Monday, September 25, 2006

Milchwald, Christoph Hochhäusler, 2003

Christoph Hochhäuslers Debut ist in vieler Hinsicht ein typischer Filmhochschul-Abschlussfilm mit all den Schwächen die dieser Gattung anhaften - zumindest soweit ich dies zu beurteilen vermag, im Allgemeinen vermeide ich solche Filme. Zu viele heterogene Ideen stehen nebeneinander, werden viel zu selten hierarchisiert, einzelne hervorragende Montagesequenzen stehen eine ganze Reihe betulich inszenierte, die Handlung vorantreibende Passagen gegenüber. Dadurch fallen einige stilistische Eigenwilligkeiten umso mehr auf, stehen nie im Dienst der Handlung oder eines konsequenten, produktiven ästhetischen Programms. Vor allem die Musik drängt sich immer wieder ungebührlich in den Vordergrund und verweist doch vor allem auf ein grundlegendes Missverhältnis zwischen Anspruch und Wirklichkeit. Auch die flachen, strengen Einstellungen, die sich immer wieder in die Fernsehoptik einschleichen, sind für sich selbst zwar oft gelungen, verweisen aber innerhalb de Gesamtwerkes weniger auf Bresson als auf jemand, der zu oft Bresson gesehen hat - oder zu selten.
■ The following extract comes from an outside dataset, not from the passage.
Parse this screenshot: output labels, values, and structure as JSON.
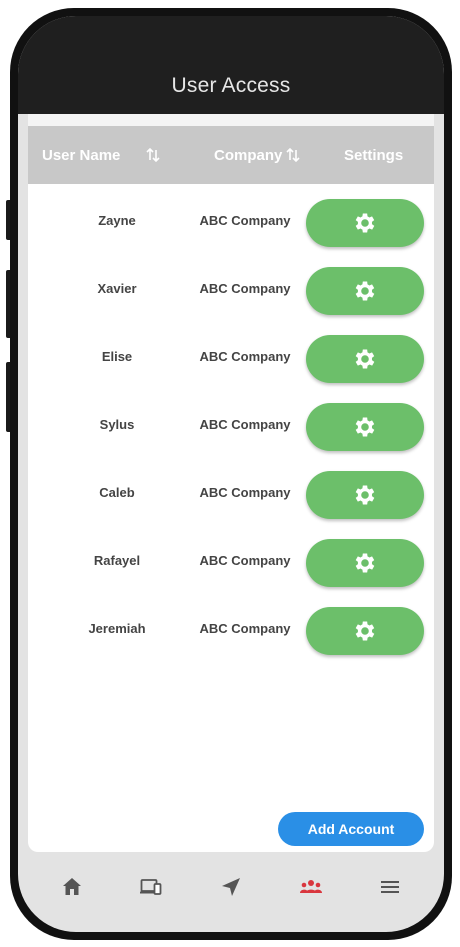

Trotz allem hat der Film seinen Reiz und bei näherem Hinsehen lässt sich der Keim dessen erkennen, was in Falscher Bekenner nur zwei Jahre später - die Entwicklung zwischen den beiden Werken ist in der tat gigantisch - zur Büte kommen wird: ein gewisses stures Beharren (oder eine beharrende Sturheit? whatever...) der Figuren, das sich in mehreren Serien kleiner Beobachtungen ausdrückt, in kleinen Variationen, die in sich recht arbiträr sind und sich in die unterschiedlichsten Richtungen ausbreiten können (in Milchwald etwa die Schuhe und die Uhr des Jungen). Ein wirkliches Ziel hat niemand, oder wenn doch, wird man eben durch obige Sturheit am erreichen desselben gehindert. Aber das Eigenbrödlerische, auf etwas lethargische Weise Irrationale eröffnet Möglichkeiten, die zielstrebiges Handeln übersehen würde.
In Falscher Bekenner passt Hochhäusler - anders als in Milchwald - auch den Stil dieser Anarchie im Kleinen, die einem auf den ersten Blick wohlgeordneten Alltag von Innen auszuhöhlen versteht, an. Auch Framing und Montagelogik werden variabler, bilden unterschiedliche Serien, durchdringen den kleinstädtischen Raum in einer Weise, die der in ihn eingeschriebenen Wertkonservativen Moral nicht offen widerspricht, sondern sie der Absurdität preisgibt.